I do want to put on the record that he recanted:

Buckley said he had a few regrets, most notably his magazine's opposition to civil rights legislation in the 1960s. ``I think that the impact of that bill should have been welcomed by us,'' he said.

That doesn't excuse or negate the past. National Review was a journal of some impact then, and Buckley was a public figure. But I'm a temporal moral relativist, you can't judge the people of the past by the same standards you judge those of the present. A substantial number of Americans alive today were alive during the 1950s and 1960s; and a substantial number of those Americans were opponents of the civil rights movement. One assumes that the majority of these have changed their minds as well.
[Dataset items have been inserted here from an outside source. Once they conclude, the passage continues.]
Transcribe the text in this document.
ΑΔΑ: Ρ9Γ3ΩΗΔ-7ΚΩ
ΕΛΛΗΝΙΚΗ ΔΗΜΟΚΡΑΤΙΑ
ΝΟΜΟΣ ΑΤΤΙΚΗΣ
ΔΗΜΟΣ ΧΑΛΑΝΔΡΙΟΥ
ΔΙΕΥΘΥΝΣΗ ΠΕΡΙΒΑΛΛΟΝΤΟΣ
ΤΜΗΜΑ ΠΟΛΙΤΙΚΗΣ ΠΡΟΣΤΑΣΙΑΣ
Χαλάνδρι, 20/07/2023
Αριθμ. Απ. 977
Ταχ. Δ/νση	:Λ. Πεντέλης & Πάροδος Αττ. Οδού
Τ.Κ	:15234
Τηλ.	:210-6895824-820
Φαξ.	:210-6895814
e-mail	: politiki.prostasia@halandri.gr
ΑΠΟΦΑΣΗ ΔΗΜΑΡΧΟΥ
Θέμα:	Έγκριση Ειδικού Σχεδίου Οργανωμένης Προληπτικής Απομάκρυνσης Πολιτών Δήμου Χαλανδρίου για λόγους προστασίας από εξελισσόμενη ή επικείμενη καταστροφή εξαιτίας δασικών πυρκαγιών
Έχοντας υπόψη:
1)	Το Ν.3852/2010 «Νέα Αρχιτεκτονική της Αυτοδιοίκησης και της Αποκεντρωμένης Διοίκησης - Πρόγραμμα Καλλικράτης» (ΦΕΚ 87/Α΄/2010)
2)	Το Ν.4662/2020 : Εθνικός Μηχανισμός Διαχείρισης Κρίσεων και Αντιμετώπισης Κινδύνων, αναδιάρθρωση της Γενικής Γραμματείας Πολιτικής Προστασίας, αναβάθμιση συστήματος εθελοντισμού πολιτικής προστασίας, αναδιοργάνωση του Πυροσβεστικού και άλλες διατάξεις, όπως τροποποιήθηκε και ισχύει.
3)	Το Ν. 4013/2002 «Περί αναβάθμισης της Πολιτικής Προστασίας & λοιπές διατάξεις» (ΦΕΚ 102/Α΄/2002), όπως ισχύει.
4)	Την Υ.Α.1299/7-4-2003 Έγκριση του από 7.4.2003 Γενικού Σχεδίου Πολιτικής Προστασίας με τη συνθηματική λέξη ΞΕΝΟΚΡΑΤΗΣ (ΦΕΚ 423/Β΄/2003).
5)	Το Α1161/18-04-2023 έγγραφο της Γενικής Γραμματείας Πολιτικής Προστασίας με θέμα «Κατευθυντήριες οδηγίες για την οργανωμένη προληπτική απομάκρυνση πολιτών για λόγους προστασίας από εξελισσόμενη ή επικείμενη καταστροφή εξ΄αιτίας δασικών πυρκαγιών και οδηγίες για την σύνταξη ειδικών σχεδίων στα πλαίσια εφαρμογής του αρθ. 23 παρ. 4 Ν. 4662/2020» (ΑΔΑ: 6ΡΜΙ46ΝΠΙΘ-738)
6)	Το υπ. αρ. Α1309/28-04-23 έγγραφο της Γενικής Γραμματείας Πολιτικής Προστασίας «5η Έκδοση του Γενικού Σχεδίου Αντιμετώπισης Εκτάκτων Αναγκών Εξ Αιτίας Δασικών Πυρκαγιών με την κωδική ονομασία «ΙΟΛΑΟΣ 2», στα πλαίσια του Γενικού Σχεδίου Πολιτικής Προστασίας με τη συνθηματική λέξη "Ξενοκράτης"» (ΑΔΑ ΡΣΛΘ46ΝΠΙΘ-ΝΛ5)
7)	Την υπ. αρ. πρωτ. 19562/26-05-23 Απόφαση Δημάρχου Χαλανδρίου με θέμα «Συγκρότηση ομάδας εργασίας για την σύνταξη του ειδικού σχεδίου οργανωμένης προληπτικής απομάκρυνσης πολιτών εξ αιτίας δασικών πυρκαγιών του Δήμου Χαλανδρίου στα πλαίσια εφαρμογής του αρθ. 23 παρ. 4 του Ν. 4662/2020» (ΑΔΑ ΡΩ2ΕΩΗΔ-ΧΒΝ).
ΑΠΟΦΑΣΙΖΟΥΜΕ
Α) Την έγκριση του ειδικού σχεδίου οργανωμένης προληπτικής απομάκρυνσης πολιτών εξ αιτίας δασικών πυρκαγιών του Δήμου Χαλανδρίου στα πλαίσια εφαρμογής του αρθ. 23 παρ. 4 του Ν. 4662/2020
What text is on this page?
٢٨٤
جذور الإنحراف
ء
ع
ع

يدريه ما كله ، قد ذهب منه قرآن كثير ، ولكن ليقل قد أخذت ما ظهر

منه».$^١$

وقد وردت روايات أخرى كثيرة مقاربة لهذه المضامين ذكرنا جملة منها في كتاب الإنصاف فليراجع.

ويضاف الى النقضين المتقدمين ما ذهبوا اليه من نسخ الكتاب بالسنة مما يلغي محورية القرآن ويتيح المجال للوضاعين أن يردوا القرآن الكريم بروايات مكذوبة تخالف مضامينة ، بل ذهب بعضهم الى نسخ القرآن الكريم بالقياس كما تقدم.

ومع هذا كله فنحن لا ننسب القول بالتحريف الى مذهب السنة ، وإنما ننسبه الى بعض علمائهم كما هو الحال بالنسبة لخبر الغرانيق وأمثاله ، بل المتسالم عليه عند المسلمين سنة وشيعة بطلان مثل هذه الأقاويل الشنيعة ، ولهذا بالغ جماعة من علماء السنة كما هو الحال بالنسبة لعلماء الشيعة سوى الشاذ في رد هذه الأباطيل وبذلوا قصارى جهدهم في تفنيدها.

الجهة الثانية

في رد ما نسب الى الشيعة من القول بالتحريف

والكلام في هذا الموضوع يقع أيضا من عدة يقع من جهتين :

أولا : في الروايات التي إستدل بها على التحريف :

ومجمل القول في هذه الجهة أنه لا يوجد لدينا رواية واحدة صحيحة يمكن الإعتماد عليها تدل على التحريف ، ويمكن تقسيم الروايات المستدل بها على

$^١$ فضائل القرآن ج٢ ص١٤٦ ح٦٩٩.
There is even a former Ku Klux Klan member, Robert Byrd, Democrat of West Virginia, serving in the Senate. Byrd also filibustered the 1964 Civil Rights Act, which he now regrets. The follies of youth are often the follies of one's age in the more general sense. Perhaps we who are a bit younger will also have cause to feel some shame in our old age when we reflect back, and realize that we too were simply fellow travelers in the spirit of the times. Note: Speaking of things that might surprise you, Charlton Heston was a civil rights activist. Heston is proud of this obviously because it looks good now; but there was a time when this would have been controversial for a public figure who wanted to maximize his market appeal. To paraphrase Michael Jordan, segregationists bought movie tickets too! Update: Go here for a more detailed explanation of William F. Buckley Jr's stances on civil rights, then and relatively recently. As I noted in the comments apologia for segregation was not that abnormal in the 1960s. I pointed out below that J. William Fulbright was also part of the filibuster in 1964 against the Civil Rights Act. But later due to his opposition to Vietnam he became something of an icon, and in the 1970s Fulbright changed his mind (or blacks were enfranchised and so he changed his politics) on the race issues.